Inclusive growth is a key drive of HUL’s workplace culture, too. “Women make up 42% of our managerial workforce and in a few more years we will achieve gender parity,” explains Sanjiv. “We have also set up accessible workspaces for people with disabilities, introduced a paternity leave policy and included same-sex partners in our medical policy to create a workforce that is truly diverse.”

5. Designing a digital backbone

“Data-driven, analytics-led and AI- and machine-learning-powered technology that leverages automation and builds intelligence over time will be the bedrock of this ‘intelligent enterprise’ – and will drive HUL’s growth in this decade,” says Sanjiv. “It’s the backbone of a digital strategy that will bring its traditional suppliers and consumers with it.”

“HUL has the strongest foothold in traditional trade, and we believe wiring this up will give us competitive advantage,” he explains. To this end “we are digitising the entire customer journey from demand capture to demand fulfilment. At the core is the digitisation of distributor operations, AI-based order capturing followed by the next layer of intelligent operations including recommendations, replenishment-based ordering, delivery route optimisation and dynamic beat optimisation,” he says.

It’s already bringing results. Shikhar is HUL’s eB2B app which connects sales teams with more than 500,000 stores that stock Unilever products. During the pandemic it ensured orders were received when the sales team couldn’t reach the outlets during lockdowns. It also helped optimise deliveries. By using location data to triangulate, it calculated the best possible routes to reach stores that avoided containment zones and other restrictions.

Retailer using app on a smartphone to check stock

More than 500,000 retailers are now connected to HUL’s Shikhar app, which has helped them order and keep their shelves stocked with essentials during the Covid pandemic

6. Focusing on a future-ready workplace

“New levels of uncertainty and volatility require us to build new muscles that will help us to truly lead from the front while addressing changes.

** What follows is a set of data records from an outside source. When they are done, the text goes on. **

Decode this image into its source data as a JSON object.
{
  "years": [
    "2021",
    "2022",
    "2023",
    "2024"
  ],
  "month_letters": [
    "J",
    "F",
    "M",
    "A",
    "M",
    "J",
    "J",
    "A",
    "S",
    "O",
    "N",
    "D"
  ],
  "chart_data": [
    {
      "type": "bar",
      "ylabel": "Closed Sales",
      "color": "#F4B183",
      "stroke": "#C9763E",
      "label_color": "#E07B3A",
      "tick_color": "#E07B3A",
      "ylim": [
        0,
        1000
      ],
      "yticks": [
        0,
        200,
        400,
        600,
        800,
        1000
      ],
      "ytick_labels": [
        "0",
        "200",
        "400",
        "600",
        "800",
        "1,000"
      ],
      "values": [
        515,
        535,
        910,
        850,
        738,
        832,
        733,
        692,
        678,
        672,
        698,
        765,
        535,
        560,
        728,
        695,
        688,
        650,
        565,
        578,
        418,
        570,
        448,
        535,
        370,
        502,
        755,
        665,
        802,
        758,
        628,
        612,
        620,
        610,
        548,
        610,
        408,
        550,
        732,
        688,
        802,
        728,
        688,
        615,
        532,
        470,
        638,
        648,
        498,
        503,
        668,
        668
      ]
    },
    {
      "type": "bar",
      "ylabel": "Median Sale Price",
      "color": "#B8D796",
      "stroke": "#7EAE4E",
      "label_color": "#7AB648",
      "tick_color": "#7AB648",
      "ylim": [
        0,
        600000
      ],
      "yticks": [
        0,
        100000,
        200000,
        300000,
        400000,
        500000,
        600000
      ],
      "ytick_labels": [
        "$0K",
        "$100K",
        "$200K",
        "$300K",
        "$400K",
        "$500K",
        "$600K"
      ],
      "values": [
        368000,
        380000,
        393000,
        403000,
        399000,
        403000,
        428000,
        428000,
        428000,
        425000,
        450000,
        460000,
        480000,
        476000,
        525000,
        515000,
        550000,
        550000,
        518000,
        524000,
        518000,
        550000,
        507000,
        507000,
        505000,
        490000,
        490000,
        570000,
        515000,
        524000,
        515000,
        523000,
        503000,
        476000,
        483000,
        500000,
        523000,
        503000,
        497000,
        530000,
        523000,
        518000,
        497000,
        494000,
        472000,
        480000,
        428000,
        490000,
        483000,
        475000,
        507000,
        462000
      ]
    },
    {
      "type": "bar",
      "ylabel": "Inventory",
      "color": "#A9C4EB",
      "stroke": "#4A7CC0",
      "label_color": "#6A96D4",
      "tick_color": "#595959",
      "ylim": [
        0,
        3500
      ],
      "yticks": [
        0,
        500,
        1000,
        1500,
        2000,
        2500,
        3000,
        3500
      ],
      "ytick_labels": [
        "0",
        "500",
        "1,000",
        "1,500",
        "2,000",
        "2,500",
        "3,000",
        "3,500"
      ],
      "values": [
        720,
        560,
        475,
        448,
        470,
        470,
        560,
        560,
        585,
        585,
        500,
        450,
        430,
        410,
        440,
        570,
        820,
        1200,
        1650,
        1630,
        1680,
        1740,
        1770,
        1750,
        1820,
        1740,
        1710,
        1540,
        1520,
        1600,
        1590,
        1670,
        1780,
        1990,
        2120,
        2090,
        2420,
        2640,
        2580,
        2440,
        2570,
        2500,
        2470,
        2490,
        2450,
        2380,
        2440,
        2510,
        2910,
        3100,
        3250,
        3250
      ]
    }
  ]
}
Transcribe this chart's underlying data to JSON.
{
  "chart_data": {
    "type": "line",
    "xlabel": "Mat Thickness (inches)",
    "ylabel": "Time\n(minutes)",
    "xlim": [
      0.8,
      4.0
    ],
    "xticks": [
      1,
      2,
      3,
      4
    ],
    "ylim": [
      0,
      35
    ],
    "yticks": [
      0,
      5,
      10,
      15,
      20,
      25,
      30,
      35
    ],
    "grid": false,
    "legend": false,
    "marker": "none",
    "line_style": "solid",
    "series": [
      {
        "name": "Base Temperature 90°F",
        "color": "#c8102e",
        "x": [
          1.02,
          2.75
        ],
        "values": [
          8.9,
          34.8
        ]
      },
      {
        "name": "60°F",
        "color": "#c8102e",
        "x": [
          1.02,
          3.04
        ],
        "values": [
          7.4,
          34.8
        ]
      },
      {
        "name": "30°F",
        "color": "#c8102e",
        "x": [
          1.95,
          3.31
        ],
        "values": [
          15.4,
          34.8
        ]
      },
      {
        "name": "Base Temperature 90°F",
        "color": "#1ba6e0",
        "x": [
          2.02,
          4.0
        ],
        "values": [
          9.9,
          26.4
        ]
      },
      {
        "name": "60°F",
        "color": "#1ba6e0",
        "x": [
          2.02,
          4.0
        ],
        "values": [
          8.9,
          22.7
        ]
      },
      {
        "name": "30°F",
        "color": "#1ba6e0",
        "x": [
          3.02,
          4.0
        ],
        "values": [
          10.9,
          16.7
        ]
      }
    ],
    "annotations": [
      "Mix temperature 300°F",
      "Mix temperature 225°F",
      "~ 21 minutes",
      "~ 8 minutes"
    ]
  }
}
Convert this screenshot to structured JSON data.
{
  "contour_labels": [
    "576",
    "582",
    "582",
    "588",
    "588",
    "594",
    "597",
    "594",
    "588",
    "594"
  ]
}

This requires a fundamental shift in the way we work and the way we help our talent develop to face the challenges of the future,” says Sanjiv.

Alongside investment in a digital transformation programme, “we established a Digital Council comprising cross-functional leaders, which facilitates digital experiments across the company,” he adds.

“Our Digital Transformation Lead works to see how technology can positively impact business while the Chief Data Officer is working on building data pipelines and laying the foundation of a data-rich company. We are also leveraging AI for recruitment and cognitive computing and using NLP for a variety of purposes.

“At the same time, we have been transforming how we work at HUL by introducing more flexible ways of working. Last year, we embarked on a holistic programme of redeployment, moving people to teams that needed more resource to meet the rising demands of the time,” he adds.

Building back better

The pandemic has pushed businesses to break new ground and reimagine the future – an equitable, sustainable and purposeful one. It has put organisations like HUL – an integral part of most households in the country – in a position of great responsibility.

“It will take concerted efforts from governments, businesses and individuals to commit to an equitable and sustainable future. Hindustan Unilever is geared to walk that path,” says Sanjiv.

“As the former UN Secretary-General and Nobel Peace Prize laureate Kofi Annan said: ‘Our biggest challenge in this new century is to take an idea that seems abstract – sustainable development – and turn it into a daily reality for all the world’s people.’”

“It is for us to make sure that it becomes a reality in this decade,” he says.